Bonney Lake Historical Society plans wildlife film festival

The inaugural Milotte Film Festival, named after the Oscar-winning couple that once lived in what is now the Sky Island neighborhood, is scheduled for October with the hopes of becoming a destination for wildlife and nature filmmakers from around the world.

The Greater Bonney Lake Historical Society is hoping for a little movie magic as they plan for the launch of new film festival they hope will become an annual event in the city.

The inaugural Milotte Film Festival, named after the Oscar-winning couple that once lived in what is now the Sky Island neighborhood, is scheduled for October with the hopes of becoming a destination for wildlife and nature filmmakers from around the world.

“There’s not a lot of film festivals that feature only wildlife films,” said councilman and historical society member Mark Hamilton, who came up with the idea of doing a festival to celebrate the contribution made to the city and the industry by Alfred and Emma Milotte.

According to the Milotte Scholarship website, Alfred and Emma began filming and lecturing in Alaska in the 1940s. Following World War II, Walt Disney saw one of the couple’s lectures and commissioned them to return to Alaska to film “Seal Island,” which won the 1946 Academy Award for Best Short Subject.

The film launched Disney’s “True Life Adventure” series, which Hamilton remembers watching as a young man growing up in Bonney Lake.

Hamilton said he was fascinated by the series, which took viewers all around the world, showing them images of places and animals that at the time were only visible in zoos and in picture books.

The Milottes went on to win a total of six Academy Awards, filming wildlife from Alaska to the Florida Everglades to Africa and beyond. Their work was shown in both theatrical release and on television through Disney’s weekly program.

“They were pioneers,” Hamilton said.

The couple eventually retired to a 160-acre piece of land in what is now Bonney Lake. Their home sat on a ridge and offered stunning views west all the way to Puget Sound and east to Mount Rainier.
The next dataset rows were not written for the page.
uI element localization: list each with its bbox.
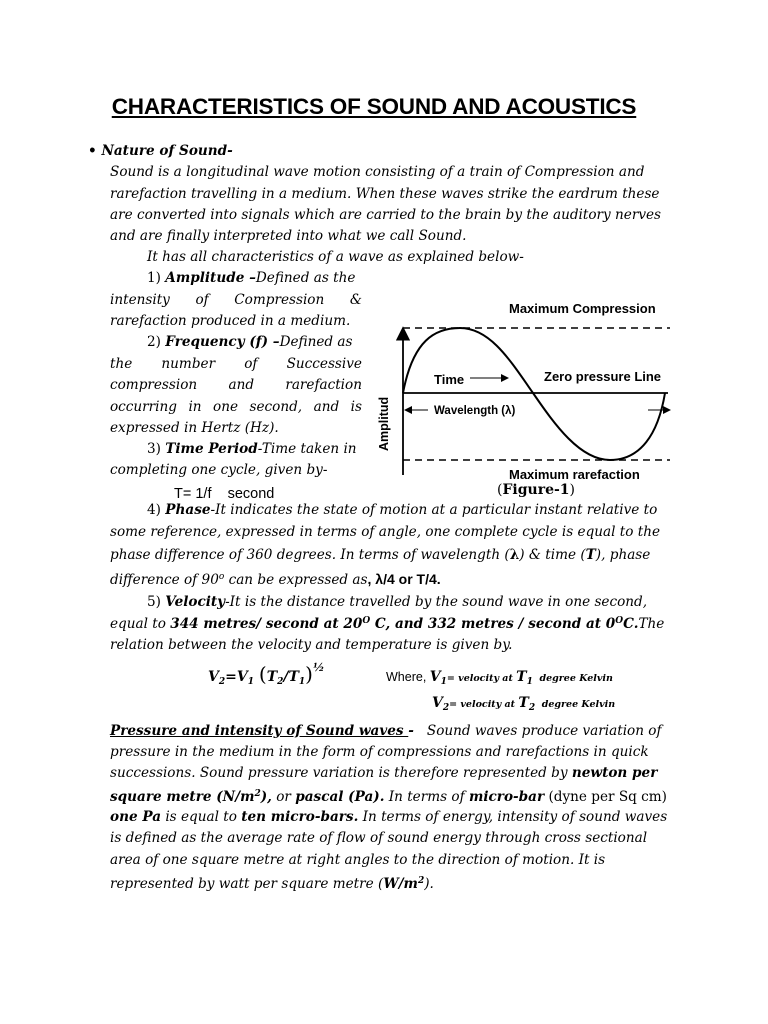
velocity-value: C. [623,616,639,632]
pressure-dash: - [408,723,414,739]
w-part: 1 [440,677,447,687]
pressure-text: is equal to [161,809,242,825]
pressure-unit: pascal (Pa). [295,789,385,805]
formula-part: 1 [247,677,254,687]
word: of [244,356,258,372]
pressure-unit: square metre (N/m [110,789,255,805]
pressure-text: In terms of energy, intensity of sound waves [358,809,668,825]
formula-part: 1 [298,677,306,687]
phase-term: Phase [165,502,211,518]
w-part: T [518,695,529,711]
word: in [188,399,202,415]
velocity-value: 344 metres/ second at 20 [170,616,363,632]
amplitude-term: Amplitude – [165,270,256,286]
nature-heading-line [88,145,233,159]
word: rarefaction [285,377,362,393]
pressure-line-5 [110,811,667,825]
phase-result: , λ/4 or T/4. [367,571,441,587]
pressure-unit: W/m [383,876,418,892]
period-def: -Time taken in [257,441,357,457]
formula-part: V [208,669,219,685]
w-part: 1 [526,677,533,687]
word: second, [249,399,303,415]
velocity-formula [208,662,324,687]
nature-line-3: are converted into signals which are carried to the brain by the auditory nerves [110,207,662,223]
wavelength-label: Wavelength (λ) [434,405,516,417]
amplitude-line-3: rarefaction produced in a medium. [110,313,351,329]
amplitude-number: 1) [147,270,166,286]
w-part: 2 [442,703,450,713]
formula-part: 2 [277,677,284,687]
word: one [213,399,239,415]
max-compression-label: Maximum Compression [509,301,656,316]
pressure-unit: micro-bar [468,789,545,805]
velocity-text: -It is the distance travelled by the sound wave in one second, [225,594,648,610]
pressure-text: (dyne per Sq cm) [544,789,667,805]
amplitude-axis-label: Amplitud [377,396,391,451]
period-formula: T= 1/f second [174,486,275,502]
time-label: Time [434,372,465,387]
degree-sup: O [362,616,371,626]
phase-text: -It indicates the state of motion at a particular instant relative to [210,502,658,518]
frequency-line-1 [147,336,353,350]
pressure-text: In terms of [384,789,469,805]
pressure-text: successions. Sound pressure variation is therefore represented by [110,765,572,781]
max-rarefaction-label: Maximum rarefaction [509,467,640,482]
velocity-line-2 [110,617,664,632]
phase-text: difference of 90 [110,572,219,588]
formula-part: T [266,669,278,685]
amplitude-line-2 [110,294,362,308]
phase-line-2: some reference, expressed in terms of angle, one complete cycle is equal to the [110,524,661,540]
velocity-text: equal to [110,616,171,632]
w-part: = velocity at [449,699,519,710]
time-symbol: T [585,547,596,563]
pressure-line-7: area of one square metre at right angles to the direction of motion. It is [110,852,606,868]
word: and [228,377,255,393]
pressure-unit: one Pa [110,809,161,825]
word: and [313,399,340,415]
figure-caption: (Figure-1) [497,482,575,498]
pressure-line-3 [110,767,657,781]
word: occurring [110,399,177,415]
period-number: 3) [147,441,166,457]
velocity-line-1 [147,596,647,610]
word: of [195,292,209,308]
pressure-text: or [271,789,296,805]
pressure-line-8 [110,877,434,892]
formula-part: 2 [218,677,226,687]
amplitude-def: Defined as the [255,270,356,286]
frequency-line-3 [110,379,362,393]
word: the [110,356,133,372]
phase-text: ), phase [595,547,651,563]
formula-part: /T [283,669,299,685]
formula-part: =V [225,669,248,685]
nature-line-4: and are finally interpreted into what we call Sound. [110,228,467,244]
velocity-number: 5) [147,594,166,610]
pressure-text: represented by watt per square metre ( [110,876,384,892]
w-part: = velocity at [446,673,517,684]
frequency-line-4 [110,401,362,415]
velocity-text: The [638,616,665,632]
word: number [161,356,216,372]
word: intensity [110,292,170,308]
pressure-unit: ), [260,789,272,805]
pressure-line-1 [110,725,662,739]
pressure-heading: Pressure and intensity of Sound waves [110,723,409,739]
velocity-line-3: relation between the velocity and temperature is given by. [110,637,513,653]
squared-sup: 2 [254,789,261,799]
period-term: Time Period [165,441,258,457]
figure-caption-text: Figure-1 [502,482,570,498]
nature-line-2: rarefaction travelling in a medium. When these waves strike the eardrum these [110,186,660,202]
amplitude-line-1 [147,272,355,286]
word: & [349,292,362,308]
formula-part: ½ [312,661,325,674]
frequency-line-2 [110,358,362,372]
formula-part: ( [258,662,267,686]
zero-line-label: Zero pressure Line [544,369,662,384]
w-part: V [432,695,443,711]
figure-1-wave-diagram [370,290,680,500]
bullet: • [88,143,97,159]
pressure-unit: ten micro-bars. [241,809,359,825]
lambda-symbol: λ [509,547,520,563]
formula-part: ) [305,662,313,686]
squared-sup: 2 [417,876,425,886]
pressure-line-2: pressure in the medium in the form of compressions and rarefactions in quick [110,744,649,760]
frequency-term: Frequency (f) – [165,334,280,350]
where-line-1 [386,670,613,687]
velocity-term: Velocity [165,594,226,610]
w-part: degree Kelvin [532,673,613,684]
word: compression [110,377,198,393]
pressure-unit: newton per [571,765,658,781]
phase-text: phase difference of 360 degrees. In terms of wavelength ( [110,547,510,563]
velocity-value: C, and 332 metres / second at 0 [370,616,616,632]
word: Successive [286,356,362,372]
pressure-line-4 [110,790,667,805]
w-part: degree Kelvin [535,699,616,710]
pressure-text: Sound waves produce variation of [426,723,662,739]
sine-wave [403,328,665,460]
nature-line-1: Sound is a longitudinal wave motion consisting of a train of Compression and [110,164,645,180]
where-line-2 [432,696,615,713]
w-part: T [516,669,527,685]
w-part: 2 [528,703,536,713]
pressure-text: ). [424,876,434,892]
frequency-def: Defined as [279,334,353,350]
degree-sup: o [218,572,225,582]
w-part: V [429,669,441,685]
where-label: Where, [386,670,430,684]
period-line-1 [147,443,357,457]
word: Compression [234,292,325,308]
phase-text: can be expressed as [224,572,368,588]
pressure-line-6: is defined as the average rate of flow of sound energy through cross sectional [110,830,648,846]
period-line-2: completing one cycle, given by- [110,462,328,478]
phase-line-3 [110,549,650,563]
phase-line-4 [110,572,441,588]
frequency-number: 2) [147,334,166,350]
nature-heading: Nature of Sound- [101,143,233,159]
phase-number: 4) [147,502,166,518]
frequency-line-5: expressed in Hertz (Hz). [110,420,279,436]
degree-sup: O [615,616,624,626]
phase-line-1 [147,504,657,518]
word: is [350,399,362,415]
phase-text: ) & time ( [519,547,586,563]
nature-intro: It has all characteristics of a wave as explained below- [147,249,524,265]
page-title: CHARACTERISTICS OF SOUND AND ACOUSTICS [111,94,637,119]
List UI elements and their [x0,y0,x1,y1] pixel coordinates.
“They called their house their island in the sky,” said historical society president Dennis Dhaese, adding that the area is still known as Sky Island today.

Dhaese said the Milottes are not particularly well known in the area and said the film festival is a good way to re-introduce the couple and their work to modern residents of the city they called home.

Hamilton, who grew up in Bonney Lake, agreed and said he did not know who the Milottes were until recently, even as an avid viewer of “True Life Adventures.”

This year’s inaugural festival will feature two of the Milottes’ award-winning films, “Seal Island” and “The Story of an Alaskan Grizzly Bear,” as well as one modern wildlife film. There will also be exhibits from the Milotte family, such as the telegram the couple received from Disney after winning an Oscar and photos of the couple with film stars of their era, such as Humphrey Bogart, Lauren Bacall and Katharine Hepburn.

Dhaese said a nephew of the couple has also been contacted and should be on hand to talk some about his aunt and uncle and their work.

After this year, the hope is that the festival will become an annual event that will feature wildlife films.

“I’m hoping it becomes a full-fledged film festival,” Hamilton said.

“Hopefully this is going to grow into something more,” said Dhaese. “It’s starting a new tradition we hope endures and grows into an annual event we can be proud of in Bonney Lake.”

The hope is that nature filmmakers will eventually travel to Bonney Lake to show their films. The Historical Society is presently seeking sponsors to raise the $2,250 they need for the event.

“It’s a big deal,” Hamilton said. “It’s going to be great for the city and a lot of fun.”

The inaugural Milotte Film Festival is scheduled for Oct. 20. A venue has not yet been announced.